Man Pleads Guilty in Wal-Mart Card Phishing Scheme
A Sacramento, California, man has pleaded guilty to charges for his role in an international scam that netted sensitive information on tens of thousands of Internet users and then used that data to open fraudulent Wal-Mart credit cards.
Slideshow: When Rogue IT Staffers Attack: 8 Organizations That Got Burned
Tien "Tim" Truong Nguyen pleaded guilty to fraud and identity theft charges on Tuesday, the day before his case was set to go to trial.
Prosecutors say that, working in concert with Romanian cyber-criminals, Nguyen set up fake phishing Web sites and supplied others with stolen information that was then used to set up fake Wal-Mart instant credit accounts in stores throughout northern California.
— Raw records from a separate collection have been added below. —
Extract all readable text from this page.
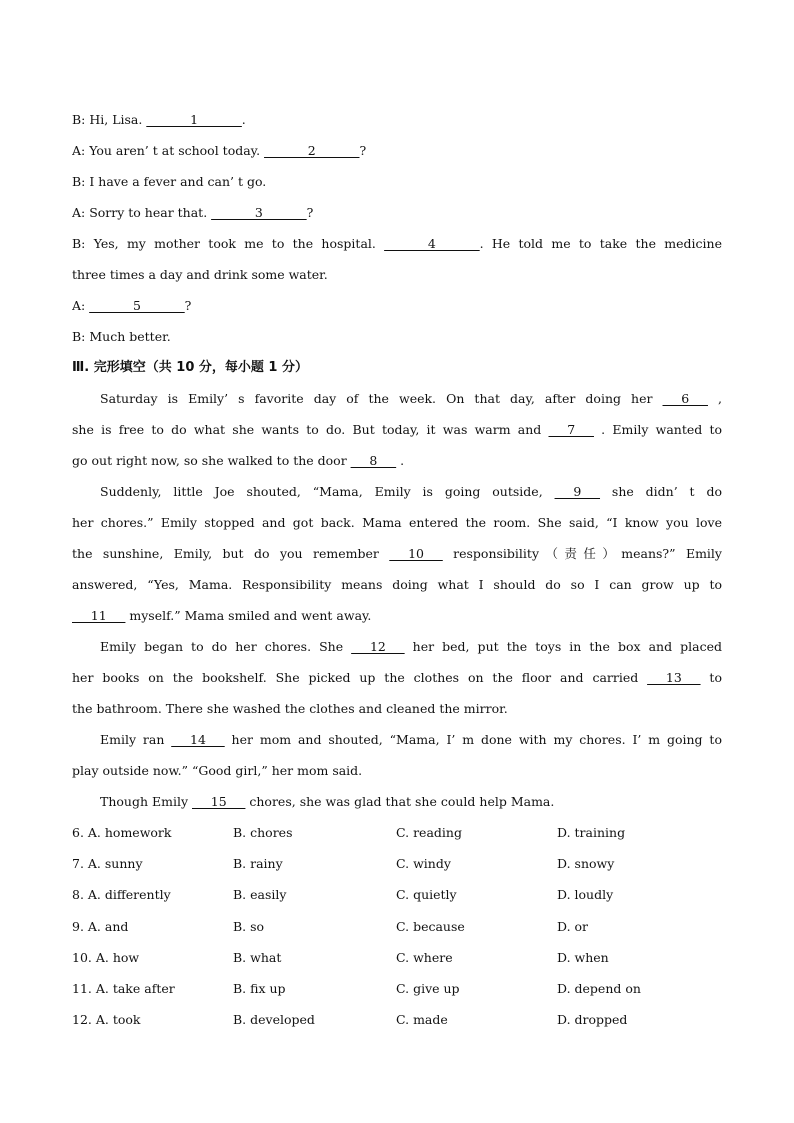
B: Hi, Lisa. _______1_______.
A: You aren’ t at school today. _______2_______?
B: I have a fever and can’ t go.
A: Sorry to hear that. _______3_______?
B: Yes, my mother took me to the hospital. _______4_______. He told me to take the medicine
three times a day and drink some water.
A: _______5_______?
B: Much better.
Ⅲ. 完形填空（共 10 分，每小题 1 分）
Saturday is Emily’ s favorite day of the week. On that day, after doing her ___6___ ,
she is free to do what she wants to do. But today, it was warm and ___7___ . Emily wanted to
go out right now, so she walked to the door ___8___ .
Suddenly, little Joe shouted, “Mama, Emily is going outside, ___9___ she didn’ t do
her chores.” Emily stopped and got back. Mama entered the room. She said, “I know you love
the sunshine, Emily, but do you remember ___10___ responsibility（责任）means?” Emily
answered, “Yes, Mama. Responsibility means doing what I should do so I can grow up to
___11___ myself.” Mama smiled and went away.
Emily began to do her chores. She ___12___ her bed, put the toys in the box and placed
her books on the bookshelf. She picked up the clothes on the floor and carried ___13___ to
the bathroom. There she washed the clothes and cleaned the mirror.
Emily ran ___14___ her mom and shouted, “Mama, I’ m done with my chores. I’ m going to
play outside now.” “Good girl,” her mom said.
Though Emily ___15___ chores, she was glad that she could help Mama.
6. A. homework	B. chores	C. reading	D. training
7. A. sunny	B. rainy	C. windy	D. snowy
8. A. differently	B. easily	C. quietly	D. loudly
9. A. and	B. so	C. because	D. or
10. A. how	B. what	C. where	D. when
11. A. take after	B. fix up	C. give up	D. depend on
12. A. took	B. developed	C. made	D. dropped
Operated by GE Capital, kiosks run a credit check on the Wal-Mart customer and then spit out instant credit coupons -- typically for US$1,000 to $2,000 -- that can be used in the stores.
By setting up hundreds of these instant credit lines, Nguyen's two alleged co-conspirators, Stefani Ruland and Ryan Price, netted close to $193,000 in just under two months, prosecutors say. A Wal-Mart investigator uncovered the scam in September 2006, after an anonymous tipster told him that Ruland and Price had a garage full of stolen Wal-Mart items in their Sheridan, California, home.
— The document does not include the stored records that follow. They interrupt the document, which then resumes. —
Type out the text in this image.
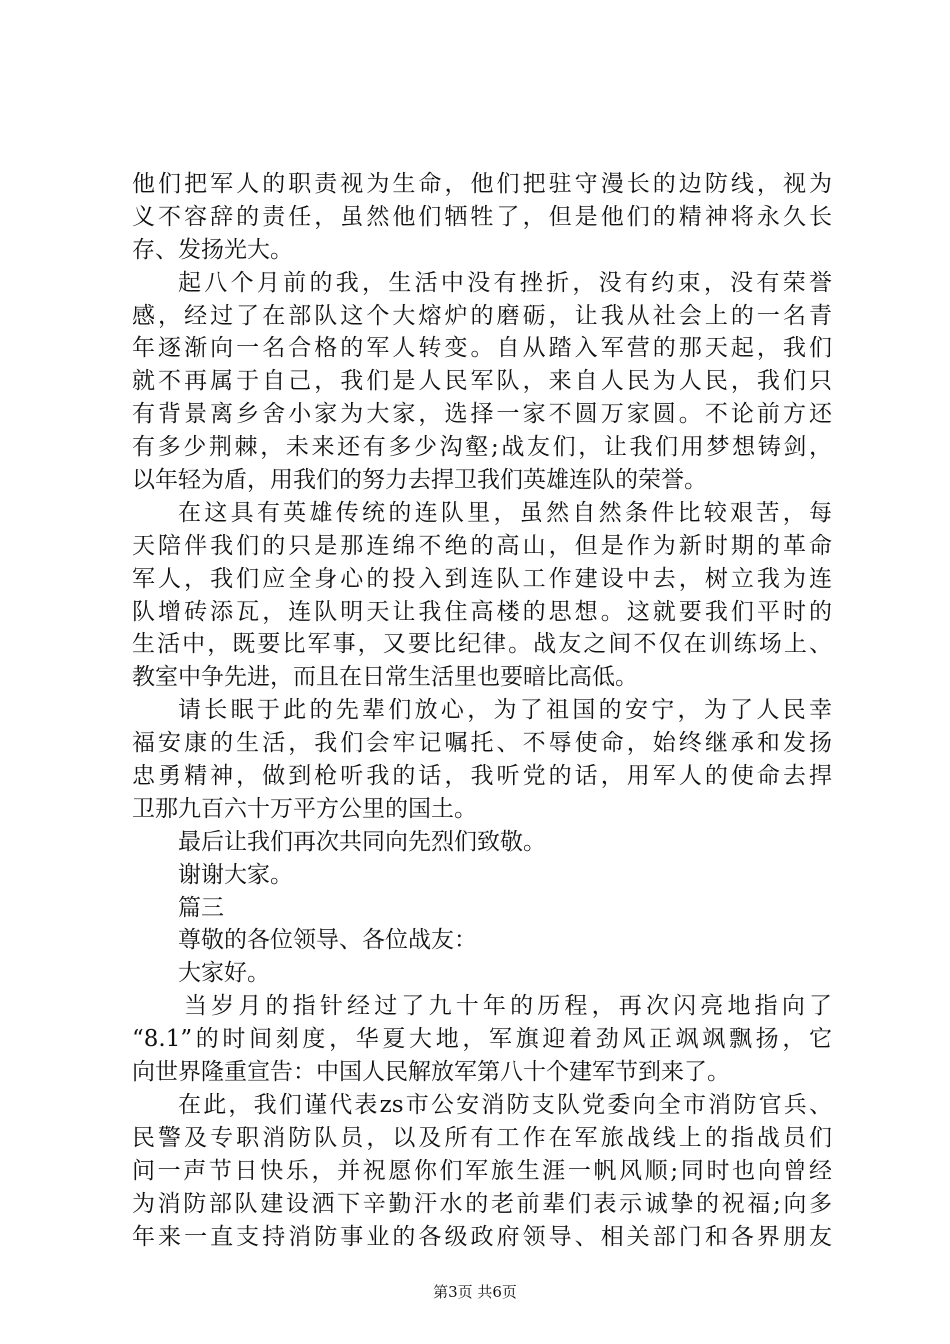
他们把军人的职责视为生命，他们把驻守漫长的边防线，视为
义不容辞的责任，虽然他们牺牲了，但是他们的精神将永久长
存、发扬光大。
起八个月前的我，生活中没有挫折，没有约束，没有荣誉
感，经过了在部队这个大熔炉的磨砺，让我从社会上的一名青
年逐渐向一名合格的军人转变。自从踏入军营的那天起，我们
就不再属于自己，我们是人民军队，来自人民为人民，我们只
有背景离乡舍小家为大家，选择一家不圆万家圆。不论前方还
有多少荆棘，未来还有多少沟壑;战友们，让我们用梦想铸剑，
以年轻为盾，用我们的努力去捍卫我们英雄连队的荣誉。
在这具有英雄传统的连队里，虽然自然条件比较艰苦，每
天陪伴我们的只是那连绵不绝的高山，但是作为新时期的革命
军人，我们应全身心的投入到连队工作建设中去，树立我为连
队增砖添瓦，连队明天让我住高楼的思想。这就要我们平时的
生活中，既要比军事，又要比纪律。战友之间不仅在训练场上、
教室中争先进，而且在日常生活里也要暗比高低。
请长眠于此的先辈们放心，为了祖国的安宁，为了人民幸
福安康的生活，我们会牢记嘱托、不辱使命，始终继承和发扬
忠勇精神，做到枪听我的话，我听党的话，用军人的使命去捍
卫那九百六十万平方公里的国土。
最后让我们再次共同向先烈们致敬。
谢谢大家。
篇三
尊敬的各位领导、各位战友：
大家好。
当岁月的指针经过了九十年的历程，再次闪亮地指向了
“8.1”的时间刻度，华夏大地，军旗迎着劲风正飒飒飘扬，它
向世界隆重宣告：中国人民解放军第八十个建军节到来了。
在此，我们谨代表zs市公安消防支队党委向全市消防官兵、
民警及专职消防队员，以及所有工作在军旅战线上的指战员们
问一声节日快乐，并祝愿你们军旅生涯一帆风顺;同时也向曾经
为消防部队建设洒下辛勤汗水的老前辈们表示诚挚的祝福;向多
年来一直支持消防事业的各级政府领导、相关部门和各界朋友
第3页 共6页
Ruland is serving a prison sentence for her role in the scam; Price is awaiting trial, prosecutors said.
After meeting Price and Ruland over the Internet, Nguyen began giving them credit information in exchange for methamphetamine, prosecutors said in court filings. "Nguyen said that he did identity theft 'because it was so easy,'" the filings state. He told investigators that "he wanted to quit identity theft, but resumed it if he was smoking methamphetamine; and that the drug gave him the drive to do identity theft."
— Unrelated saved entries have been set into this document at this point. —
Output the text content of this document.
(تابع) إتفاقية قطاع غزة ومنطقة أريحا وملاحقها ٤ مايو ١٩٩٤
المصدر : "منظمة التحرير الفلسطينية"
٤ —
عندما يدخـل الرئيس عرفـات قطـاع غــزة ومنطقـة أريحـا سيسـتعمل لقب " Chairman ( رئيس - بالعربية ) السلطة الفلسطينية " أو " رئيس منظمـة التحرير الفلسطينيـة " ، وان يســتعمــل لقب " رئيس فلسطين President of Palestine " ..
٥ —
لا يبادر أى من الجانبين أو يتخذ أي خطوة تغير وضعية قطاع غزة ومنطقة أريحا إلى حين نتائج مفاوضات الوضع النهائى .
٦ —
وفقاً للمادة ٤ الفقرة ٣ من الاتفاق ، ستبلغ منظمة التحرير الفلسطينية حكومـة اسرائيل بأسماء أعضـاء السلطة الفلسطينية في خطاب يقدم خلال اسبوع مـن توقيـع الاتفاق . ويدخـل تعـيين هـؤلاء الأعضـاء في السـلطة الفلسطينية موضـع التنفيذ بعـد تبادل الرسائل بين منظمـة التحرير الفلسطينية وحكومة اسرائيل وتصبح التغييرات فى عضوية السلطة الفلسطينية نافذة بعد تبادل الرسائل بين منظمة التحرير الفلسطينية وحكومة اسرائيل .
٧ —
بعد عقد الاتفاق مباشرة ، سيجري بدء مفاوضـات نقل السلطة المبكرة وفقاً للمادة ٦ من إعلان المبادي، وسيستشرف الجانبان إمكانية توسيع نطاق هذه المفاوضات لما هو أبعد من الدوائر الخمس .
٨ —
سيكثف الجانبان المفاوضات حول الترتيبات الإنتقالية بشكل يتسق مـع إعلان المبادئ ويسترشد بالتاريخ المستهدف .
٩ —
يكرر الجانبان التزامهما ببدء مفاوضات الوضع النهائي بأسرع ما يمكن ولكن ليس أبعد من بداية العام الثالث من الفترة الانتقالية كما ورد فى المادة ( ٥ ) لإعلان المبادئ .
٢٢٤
When Nguyen was arrested on Jan. 26, 2007, police found credit card numbers, bank account numbers and stolen information belonging to tens of thousands of people on his computer. They also found templates for making fake Web sites. Targets included eBay and a number of smaller regional financial institutions, such as Florida's Fairwinds Credit Union, Washington's Heritage Bank and the Honolulu City and County Employee's Credit Union. , now known as Aloha Pacific.
Many of Nguyen's victims were PayPal users who responded to fake e-mails or pop-up windows that asked them for personal information, authorities said. EBay owns PayPal, an online payment service.
The case "shows that information can be obtained in Sacramento and be used to carry out fraud in very far-reaching ways," said Robin Taylor, an assistant U.S. attorney who prosecuted the case.